We also obtained infills from DiffAb and RFDiffusion. After cloning these repos into this directory, the provide wrapper scripts for DiffAb and RFDiffusion can be used to sample infills and extract them into a consistent format.

Guidance Experiments

To recreate the experiments in section 5.2, we also provide a wrapper script.

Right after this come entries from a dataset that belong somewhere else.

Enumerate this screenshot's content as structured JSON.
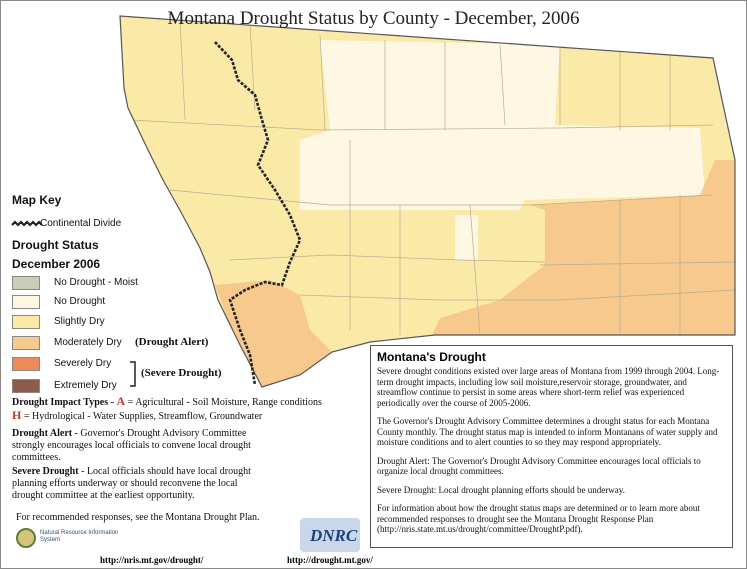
{
  "title": "Montana Drought Status by County - December, 2006",
  "legend": {
    "heading": "Map Key",
    "divide": "Continental Divide",
    "status_heading": "Drought Status",
    "status_date": "December 2006",
    "items": [
      {
        "label": "No Drought - Moist",
        "color": "#c9cdb6"
      },
      {
        "label": "No Drought",
        "color": "#fdf7e4"
      },
      {
        "label": "Slightly Dry",
        "color": "#fbe9a7"
      },
      {
        "label": "Moderately Dry",
        "color": "#f7c98c"
      },
      {
        "label": "Severely Dry",
        "color": "#ef8a5a"
      },
      {
        "label": "Extremely Dry",
        "color": "#8b5c4b"
      }
    ],
    "alert_label": "(Drought Alert)",
    "severe_label": "(Severe Drought)"
  },
  "impact_types": {
    "heading": "Drought Impact Types - ",
    "agricultural": {
      "symbol": "A",
      "text": "= Agricultural - Soil Moisture, Range conditions"
    },
    "hydrological": {
      "symbol": "H",
      "text": "= Hydrological - Water Supplies, Streamflow, Groundwater"
    }
  },
  "notes": [
    {
      "term": "Drought Alert",
      "text": " - Governor's Drought Advisory Committee strongly encourages local officials to convene local drought committees."
    },
    {
      "term": "Severe Drought",
      "text": " - Local officials should have local drought planning efforts underway or should reconvene the local drought committee at the earliest opportunity."
    }
  ],
  "plan_note": "For recommended responses, see the Montana Drought Plan.",
  "info_box": {
    "title": "Montana's Drought",
    "paragraphs": [
      "Severe drought conditions existed over large areas of Montana from 1999 through 2004. Long-term drought impacts, including low soil moisture,reservoir storage, groundwater, and streamflow continue to persist in some areas where short-term relief was experienced periodically over the course of 2005-2006.",
      "The Governor's Drought Advisory Committee determines a drought status for each Montana County monthly. The drought status map is intended to inform Montanans of water supply and moisture conditions and to alert counties to so they may respond appropriately.",
      "Drought Alert: The Governor's Drought Advisory Committee encourages local officials to organize local drought committees.",
      "Severe Drought: Local drought planning efforts should be underway.",
      "For information about how the drought status maps are determined or to learn more about recommended responses to drought see the Montana Drought Response Plan (http://nris.state.mt.us/drought/committee/DroughtP.pdf)."
    ]
  },
  "logos": {
    "nris": "Natural Resource Information System",
    "dnrc": "DNRC"
  },
  "urls": [
    "http://nris.mt.gov/drought/",
    "http://drought.mt.gov/"
  ]
}
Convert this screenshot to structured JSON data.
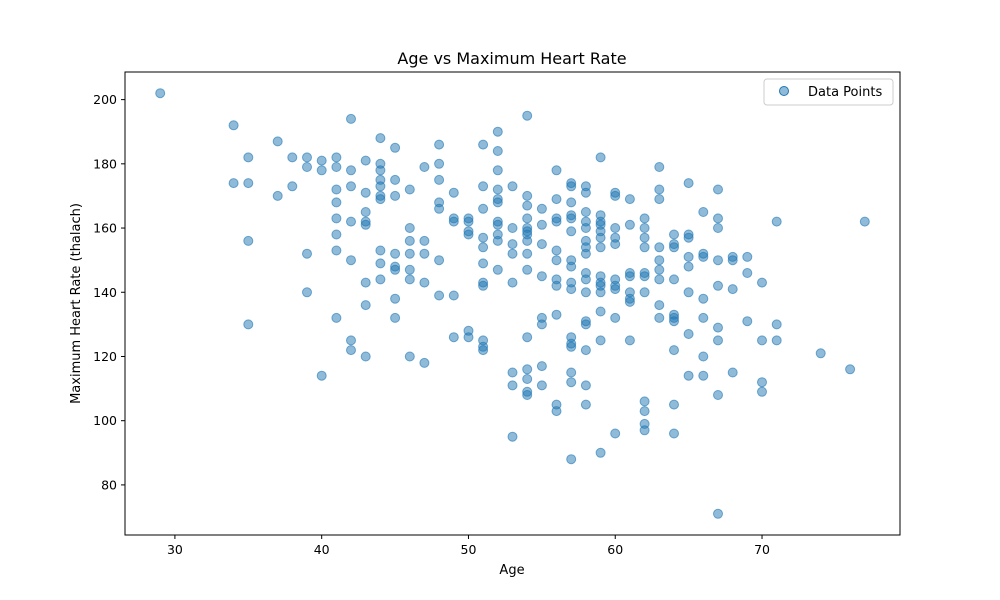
{
  "chart_data": {
    "type": "scatter",
    "title": "Age vs Maximum Heart Rate",
    "xlabel": "Age",
    "ylabel": "Maximum Heart Rate (thalach)",
    "xlim": [
      26.6,
      79.4
    ],
    "ylim": [
      64.4,
      208.6
    ],
    "xticks": [
      30,
      40,
      50,
      60,
      70
    ],
    "yticks": [
      80,
      100,
      120,
      140,
      160,
      180,
      200
    ],
    "grid": false,
    "legend": {
      "position": "top-right",
      "entries": [
        "Data Points"
      ]
    },
    "series": [
      {
        "name": "Data Points",
        "color": "#1f77b4",
        "points": [
          [
            29,
            202
          ],
          [
            34,
            192
          ],
          [
            34,
            174
          ],
          [
            35,
            182
          ],
          [
            35,
            174
          ],
          [
            35,
            156
          ],
          [
            35,
            130
          ],
          [
            37,
            187
          ],
          [
            37,
            170
          ],
          [
            38,
            182
          ],
          [
            38,
            173
          ],
          [
            39,
            182
          ],
          [
            39,
            179
          ],
          [
            39,
            152
          ],
          [
            39,
            140
          ],
          [
            40,
            181
          ],
          [
            40,
            178
          ],
          [
            40,
            114
          ],
          [
            41,
            182
          ],
          [
            41,
            179
          ],
          [
            41,
            172
          ],
          [
            41,
            168
          ],
          [
            41,
            163
          ],
          [
            41,
            158
          ],
          [
            41,
            153
          ],
          [
            41,
            132
          ],
          [
            42,
            194
          ],
          [
            42,
            178
          ],
          [
            42,
            173
          ],
          [
            42,
            162
          ],
          [
            42,
            150
          ],
          [
            42,
            125
          ],
          [
            42,
            122
          ],
          [
            43,
            181
          ],
          [
            43,
            171
          ],
          [
            43,
            165
          ],
          [
            43,
            162
          ],
          [
            43,
            161
          ],
          [
            43,
            143
          ],
          [
            43,
            136
          ],
          [
            43,
            120
          ],
          [
            44,
            188
          ],
          [
            44,
            180
          ],
          [
            44,
            178
          ],
          [
            44,
            175
          ],
          [
            44,
            173
          ],
          [
            44,
            170
          ],
          [
            44,
            169
          ],
          [
            44,
            153
          ],
          [
            44,
            149
          ],
          [
            44,
            144
          ],
          [
            45,
            185
          ],
          [
            45,
            175
          ],
          [
            45,
            170
          ],
          [
            45,
            152
          ],
          [
            45,
            148
          ],
          [
            45,
            147
          ],
          [
            45,
            138
          ],
          [
            45,
            132
          ],
          [
            46,
            172
          ],
          [
            46,
            160
          ],
          [
            46,
            156
          ],
          [
            46,
            152
          ],
          [
            46,
            147
          ],
          [
            46,
            144
          ],
          [
            46,
            120
          ],
          [
            47,
            179
          ],
          [
            47,
            156
          ],
          [
            47,
            152
          ],
          [
            47,
            143
          ],
          [
            47,
            118
          ],
          [
            48,
            186
          ],
          [
            48,
            180
          ],
          [
            48,
            175
          ],
          [
            48,
            168
          ],
          [
            48,
            166
          ],
          [
            48,
            150
          ],
          [
            48,
            139
          ],
          [
            49,
            171
          ],
          [
            49,
            163
          ],
          [
            49,
            162
          ],
          [
            49,
            139
          ],
          [
            49,
            126
          ],
          [
            50,
            163
          ],
          [
            50,
            162
          ],
          [
            50,
            159
          ],
          [
            50,
            158
          ],
          [
            50,
            128
          ],
          [
            50,
            126
          ],
          [
            51,
            186
          ],
          [
            51,
            173
          ],
          [
            51,
            166
          ],
          [
            51,
            157
          ],
          [
            51,
            154
          ],
          [
            51,
            149
          ],
          [
            51,
            143
          ],
          [
            51,
            142
          ],
          [
            51,
            125
          ],
          [
            51,
            123
          ],
          [
            51,
            122
          ],
          [
            52,
            190
          ],
          [
            52,
            184
          ],
          [
            52,
            178
          ],
          [
            52,
            172
          ],
          [
            52,
            169
          ],
          [
            52,
            168
          ],
          [
            52,
            162
          ],
          [
            52,
            161
          ],
          [
            52,
            158
          ],
          [
            52,
            156
          ],
          [
            52,
            147
          ],
          [
            53,
            173
          ],
          [
            53,
            160
          ],
          [
            53,
            155
          ],
          [
            53,
            152
          ],
          [
            53,
            143
          ],
          [
            53,
            115
          ],
          [
            53,
            111
          ],
          [
            53,
            95
          ],
          [
            54,
            195
          ],
          [
            54,
            170
          ],
          [
            54,
            167
          ],
          [
            54,
            163
          ],
          [
            54,
            160
          ],
          [
            54,
            159
          ],
          [
            54,
            158
          ],
          [
            54,
            156
          ],
          [
            54,
            152
          ],
          [
            54,
            147
          ],
          [
            54,
            126
          ],
          [
            54,
            116
          ],
          [
            54,
            113
          ],
          [
            54,
            109
          ],
          [
            54,
            108
          ],
          [
            55,
            166
          ],
          [
            55,
            161
          ],
          [
            55,
            155
          ],
          [
            55,
            145
          ],
          [
            55,
            132
          ],
          [
            55,
            130
          ],
          [
            55,
            117
          ],
          [
            55,
            111
          ],
          [
            56,
            178
          ],
          [
            56,
            169
          ],
          [
            56,
            163
          ],
          [
            56,
            162
          ],
          [
            56,
            153
          ],
          [
            56,
            150
          ],
          [
            56,
            144
          ],
          [
            56,
            142
          ],
          [
            56,
            133
          ],
          [
            56,
            105
          ],
          [
            56,
            103
          ],
          [
            57,
            174
          ],
          [
            57,
            173
          ],
          [
            57,
            168
          ],
          [
            57,
            164
          ],
          [
            57,
            163
          ],
          [
            57,
            159
          ],
          [
            57,
            150
          ],
          [
            57,
            148
          ],
          [
            57,
            143
          ],
          [
            57,
            141
          ],
          [
            57,
            126
          ],
          [
            57,
            124
          ],
          [
            57,
            123
          ],
          [
            57,
            115
          ],
          [
            57,
            112
          ],
          [
            57,
            88
          ],
          [
            58,
            173
          ],
          [
            58,
            171
          ],
          [
            58,
            165
          ],
          [
            58,
            162
          ],
          [
            58,
            160
          ],
          [
            58,
            156
          ],
          [
            58,
            154
          ],
          [
            58,
            152
          ],
          [
            58,
            146
          ],
          [
            58,
            144
          ],
          [
            58,
            140
          ],
          [
            58,
            131
          ],
          [
            58,
            130
          ],
          [
            58,
            122
          ],
          [
            58,
            111
          ],
          [
            58,
            105
          ],
          [
            59,
            182
          ],
          [
            59,
            164
          ],
          [
            59,
            162
          ],
          [
            59,
            161
          ],
          [
            59,
            159
          ],
          [
            59,
            157
          ],
          [
            59,
            154
          ],
          [
            59,
            145
          ],
          [
            59,
            143
          ],
          [
            59,
            142
          ],
          [
            59,
            140
          ],
          [
            59,
            134
          ],
          [
            59,
            125
          ],
          [
            59,
            90
          ],
          [
            60,
            171
          ],
          [
            60,
            170
          ],
          [
            60,
            160
          ],
          [
            60,
            157
          ],
          [
            60,
            155
          ],
          [
            60,
            144
          ],
          [
            60,
            142
          ],
          [
            60,
            141
          ],
          [
            60,
            132
          ],
          [
            60,
            96
          ],
          [
            61,
            169
          ],
          [
            61,
            161
          ],
          [
            61,
            146
          ],
          [
            61,
            145
          ],
          [
            61,
            140
          ],
          [
            61,
            138
          ],
          [
            61,
            137
          ],
          [
            61,
            125
          ],
          [
            62,
            163
          ],
          [
            62,
            160
          ],
          [
            62,
            157
          ],
          [
            62,
            154
          ],
          [
            62,
            146
          ],
          [
            62,
            145
          ],
          [
            62,
            140
          ],
          [
            62,
            106
          ],
          [
            62,
            103
          ],
          [
            62,
            99
          ],
          [
            62,
            97
          ],
          [
            63,
            179
          ],
          [
            63,
            172
          ],
          [
            63,
            169
          ],
          [
            63,
            154
          ],
          [
            63,
            150
          ],
          [
            63,
            147
          ],
          [
            63,
            144
          ],
          [
            63,
            136
          ],
          [
            63,
            132
          ],
          [
            64,
            158
          ],
          [
            64,
            155
          ],
          [
            64,
            154
          ],
          [
            64,
            144
          ],
          [
            64,
            133
          ],
          [
            64,
            132
          ],
          [
            64,
            131
          ],
          [
            64,
            122
          ],
          [
            64,
            105
          ],
          [
            64,
            96
          ],
          [
            65,
            174
          ],
          [
            65,
            158
          ],
          [
            65,
            157
          ],
          [
            65,
            151
          ],
          [
            65,
            148
          ],
          [
            65,
            140
          ],
          [
            65,
            127
          ],
          [
            65,
            114
          ],
          [
            66,
            165
          ],
          [
            66,
            152
          ],
          [
            66,
            151
          ],
          [
            66,
            138
          ],
          [
            66,
            132
          ],
          [
            66,
            120
          ],
          [
            66,
            114
          ],
          [
            67,
            172
          ],
          [
            67,
            163
          ],
          [
            67,
            160
          ],
          [
            67,
            150
          ],
          [
            67,
            142
          ],
          [
            67,
            129
          ],
          [
            67,
            125
          ],
          [
            67,
            108
          ],
          [
            67,
            71
          ],
          [
            68,
            151
          ],
          [
            68,
            150
          ],
          [
            68,
            141
          ],
          [
            68,
            115
          ],
          [
            69,
            151
          ],
          [
            69,
            146
          ],
          [
            69,
            131
          ],
          [
            70,
            143
          ],
          [
            70,
            125
          ],
          [
            70,
            112
          ],
          [
            70,
            109
          ],
          [
            71,
            162
          ],
          [
            71,
            130
          ],
          [
            71,
            125
          ],
          [
            74,
            121
          ],
          [
            76,
            116
          ],
          [
            77,
            162
          ]
        ]
      }
    ]
  }
}
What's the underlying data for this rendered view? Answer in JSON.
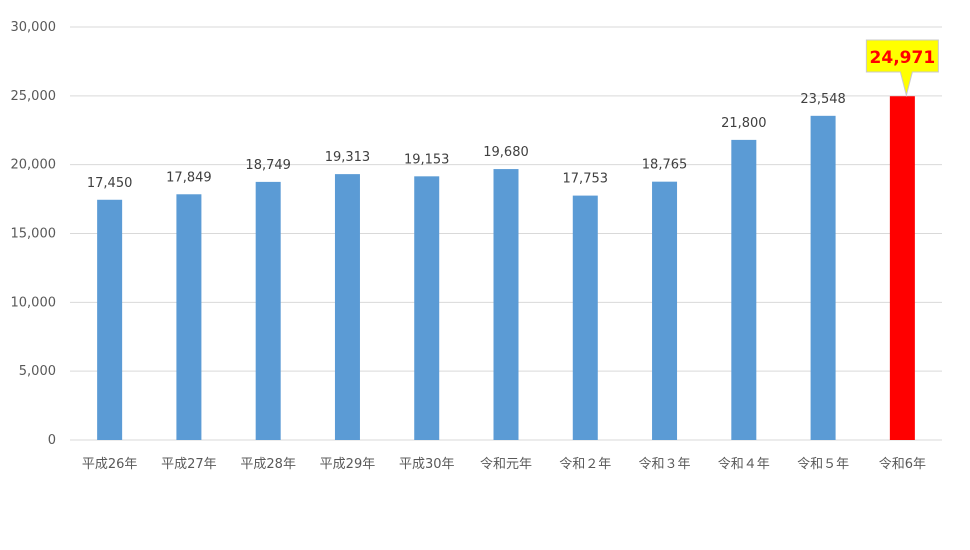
{
  "chart_data": {
    "type": "bar",
    "categories": [
      "平成26年",
      "平成27年",
      "平成28年",
      "平成29年",
      "平成30年",
      "令和元年",
      "令和２年",
      "令和３年",
      "令和４年",
      "令和５年",
      "令和6年"
    ],
    "values": [
      17450,
      17849,
      18749,
      19313,
      19153,
      19680,
      17753,
      18765,
      21800,
      23548,
      24971
    ],
    "data_labels": [
      "17,450",
      "17,849",
      "18,749",
      "19,313",
      "19,153",
      "19,680",
      "17,753",
      "18,765",
      "21,800",
      "23,548",
      "24,971"
    ],
    "ylim": [
      0,
      30000
    ],
    "yticks": [
      0,
      5000,
      10000,
      15000,
      20000,
      25000,
      30000
    ],
    "ytick_labels": [
      "0",
      "5,000",
      "10,000",
      "15,000",
      "20,000",
      "25,000",
      "30,000"
    ],
    "grid": true,
    "title": "",
    "xlabel": "",
    "ylabel": "",
    "highlight_index": 10,
    "colors": {
      "bar": "#5b9bd5",
      "highlight_bar": "#ff0000",
      "callout_fill": "#ffff00",
      "callout_border": "#c9c9c9",
      "callout_text": "#ff0000",
      "grid": "#d9d9d9"
    }
  }
}
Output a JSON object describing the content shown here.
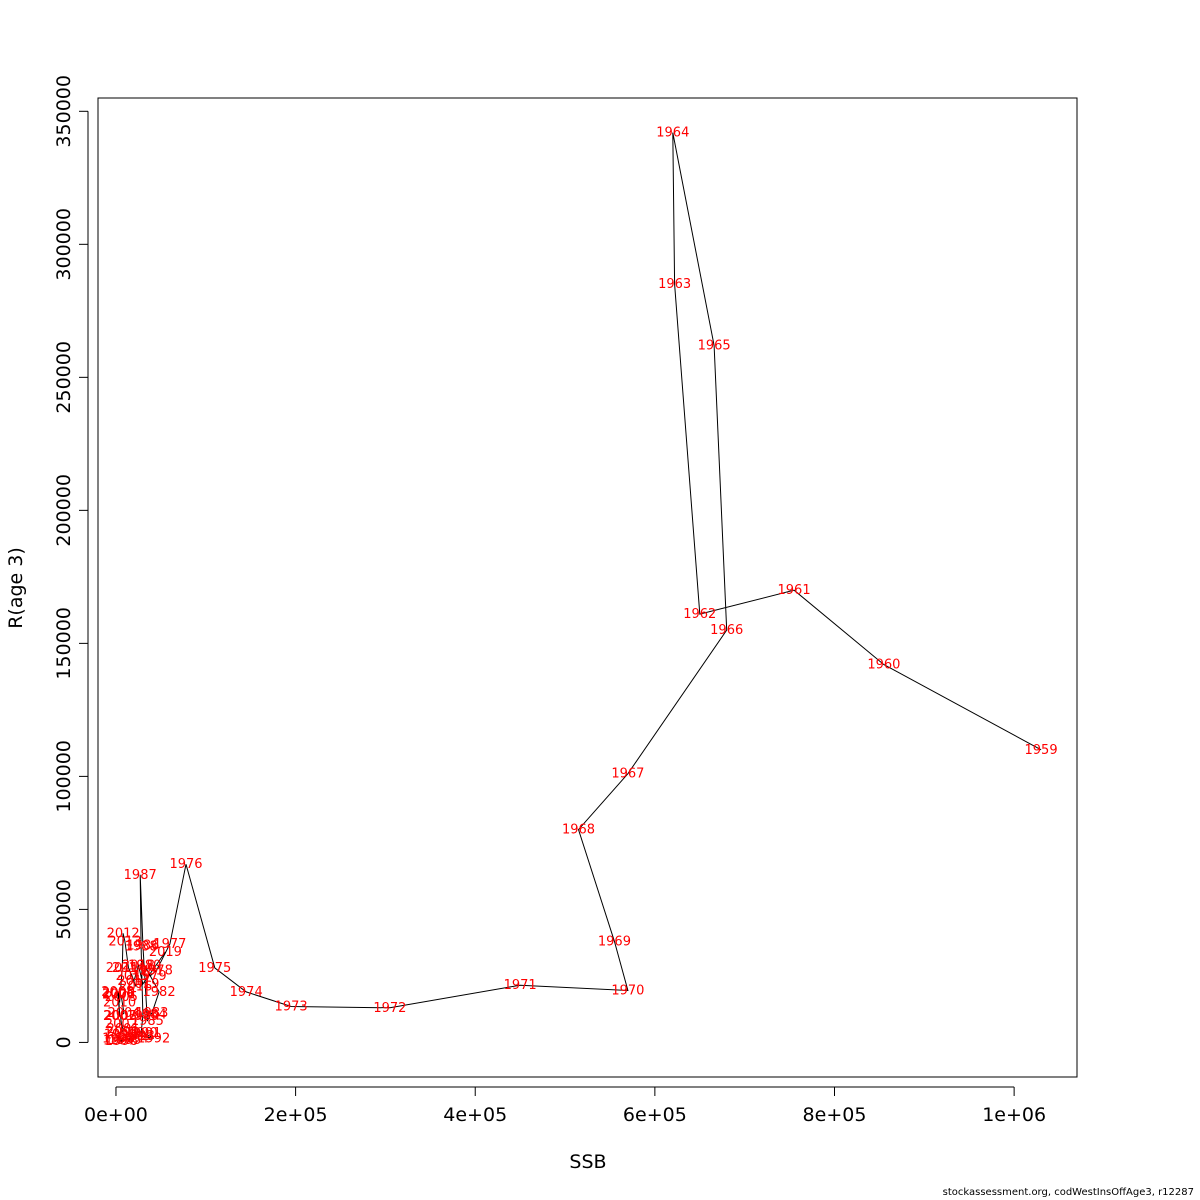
{
  "chart_data": {
    "type": "line",
    "xlabel": "SSB",
    "ylabel": "R(age 3)",
    "xlim": [
      -20000,
      1070000
    ],
    "ylim": [
      -13000,
      355000
    ],
    "x_ticks": [
      {
        "value": 0,
        "label": "0e+00"
      },
      {
        "value": 200000,
        "label": "2e+05"
      },
      {
        "value": 400000,
        "label": "4e+05"
      },
      {
        "value": 600000,
        "label": "6e+05"
      },
      {
        "value": 800000,
        "label": "8e+05"
      },
      {
        "value": 1000000,
        "label": "1e+06"
      }
    ],
    "y_ticks": [
      {
        "value": 0,
        "label": "0"
      },
      {
        "value": 50000,
        "label": "50000"
      },
      {
        "value": 100000,
        "label": "100000"
      },
      {
        "value": 150000,
        "label": "150000"
      },
      {
        "value": 200000,
        "label": "200000"
      },
      {
        "value": 250000,
        "label": "250000"
      },
      {
        "value": 300000,
        "label": "300000"
      },
      {
        "value": 350000,
        "label": "350000"
      }
    ],
    "points": [
      {
        "year": "1959",
        "x": 1030000,
        "y": 110000
      },
      {
        "year": "1960",
        "x": 855000,
        "y": 142000
      },
      {
        "year": "1961",
        "x": 755000,
        "y": 170000
      },
      {
        "year": "1962",
        "x": 650000,
        "y": 161000
      },
      {
        "year": "1963",
        "x": 622000,
        "y": 285000
      },
      {
        "year": "1964",
        "x": 620000,
        "y": 342000
      },
      {
        "year": "1965",
        "x": 666000,
        "y": 262000
      },
      {
        "year": "1966",
        "x": 680000,
        "y": 155000
      },
      {
        "year": "1967",
        "x": 570000,
        "y": 101000
      },
      {
        "year": "1968",
        "x": 515000,
        "y": 80000
      },
      {
        "year": "1969",
        "x": 555000,
        "y": 38000
      },
      {
        "year": "1970",
        "x": 570000,
        "y": 19500
      },
      {
        "year": "1971",
        "x": 450000,
        "y": 21500
      },
      {
        "year": "1972",
        "x": 305000,
        "y": 13000
      },
      {
        "year": "1973",
        "x": 195000,
        "y": 13500
      },
      {
        "year": "1974",
        "x": 145000,
        "y": 19000
      },
      {
        "year": "1975",
        "x": 110000,
        "y": 28000
      },
      {
        "year": "1976",
        "x": 78000,
        "y": 67000
      },
      {
        "year": "1977",
        "x": 60000,
        "y": 37000
      },
      {
        "year": "1978",
        "x": 45000,
        "y": 27000
      },
      {
        "year": "1979",
        "x": 38000,
        "y": 25000
      },
      {
        "year": "1980",
        "x": 32000,
        "y": 29000
      },
      {
        "year": "1981",
        "x": 35000,
        "y": 27000
      },
      {
        "year": "1982",
        "x": 48000,
        "y": 19000
      },
      {
        "year": "1983",
        "x": 40000,
        "y": 11000
      },
      {
        "year": "1984",
        "x": 38000,
        "y": 10500
      },
      {
        "year": "1985",
        "x": 35000,
        "y": 8000
      },
      {
        "year": "1986",
        "x": 30000,
        "y": 36500
      },
      {
        "year": "1987",
        "x": 27000,
        "y": 63000
      },
      {
        "year": "1988",
        "x": 28000,
        "y": 36000
      },
      {
        "year": "1989",
        "x": 30000,
        "y": 10000
      },
      {
        "year": "1990",
        "x": 28000,
        "y": 3500
      },
      {
        "year": "1991",
        "x": 32000,
        "y": 3500
      },
      {
        "year": "1992",
        "x": 42000,
        "y": 1500
      },
      {
        "year": "1993",
        "x": 25000,
        "y": 2500
      },
      {
        "year": "1994",
        "x": 18000,
        "y": 1500
      },
      {
        "year": "1995",
        "x": 10000,
        "y": 1000
      },
      {
        "year": "1996",
        "x": 6000,
        "y": 500
      },
      {
        "year": "1997",
        "x": 4000,
        "y": 800
      },
      {
        "year": "1998",
        "x": 3000,
        "y": 1500
      },
      {
        "year": "1999",
        "x": 5000,
        "y": 3000
      },
      {
        "year": "2000",
        "x": 7000,
        "y": 4000
      },
      {
        "year": "2001",
        "x": 8000,
        "y": 5000
      },
      {
        "year": "2002",
        "x": 6000,
        "y": 7000
      },
      {
        "year": "2003",
        "x": 5000,
        "y": 10000
      },
      {
        "year": "2004",
        "x": 9000,
        "y": 11000
      },
      {
        "year": "2005",
        "x": 6000,
        "y": 17000
      },
      {
        "year": "2006",
        "x": 3000,
        "y": 18000
      },
      {
        "year": "2007",
        "x": 4000,
        "y": 10000
      },
      {
        "year": "2008",
        "x": 2000,
        "y": 19000
      },
      {
        "year": "2009",
        "x": 3000,
        "y": 18500
      },
      {
        "year": "2010",
        "x": 4000,
        "y": 15000
      },
      {
        "year": "2011",
        "x": 7000,
        "y": 28000
      },
      {
        "year": "2012",
        "x": 8000,
        "y": 41000
      },
      {
        "year": "2013",
        "x": 10000,
        "y": 38000
      },
      {
        "year": "2014",
        "x": 14000,
        "y": 28000
      },
      {
        "year": "2015",
        "x": 18000,
        "y": 25000
      },
      {
        "year": "2016",
        "x": 22000,
        "y": 21000
      },
      {
        "year": "2017",
        "x": 20000,
        "y": 23000
      },
      {
        "year": "2018",
        "x": 25000,
        "y": 29000
      },
      {
        "year": "2019",
        "x": 30000,
        "y": 22000
      },
      {
        "year": "2019",
        "x": 55000,
        "y": 34000
      }
    ]
  },
  "footer_text": "stockassessment.org, codWestInsOffAge3, r12287",
  "colors": {
    "label": "#ff0000",
    "line": "#000000",
    "axis": "#000000"
  }
}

As an example, guided infilling with continuous corruptions, optimizing for SASA, can be run with

PYTHONPATH="." python scripts/control/sample_diffusion.py \
    model=gaussian \
    model.network.target_channels=1 \
    ckpt_path=[CKPT PATH, MODEL TRAINED FOR SASA] \
    +guidance_kwargs.step_size=1.0 \
    +guidance_kwargs.stability_coef=0.01 \
    +guidance_kwargs.num_steps=10 \
    +seeds_fn=[PATH TO poas_seeds.csv] \
    +results_dir=[RESULTS DIR] \

For guided infilling with discrete corruptions, optimizing for percentage of beta sheets, try running

PYTHONPATH="." python scripts/control/sample_diffusion.py \
    model=mlm \
    model.network.target_channels=1 \
    ckpt_path=[CKPT PATH, MODEL TRAINED FOR BETA SHEETS] \
    +guidance_kwargs.step_size=1.0 \
    +guidance_kwargs.stability_coef=0.01 \
    +guidance_kwargs.num_steps=10 \
    +seeds_fn=[PATH TO poas_seeds.csv] \
    +results_dir=[RESULTS DIR] \

We also provide our approximate PPLM implementation and the wrapper script used for creating infills with PPLM. For the RFDiffusion and DiffAb diversification baselines we use samples obtained from the infilling wrapper scripts described above.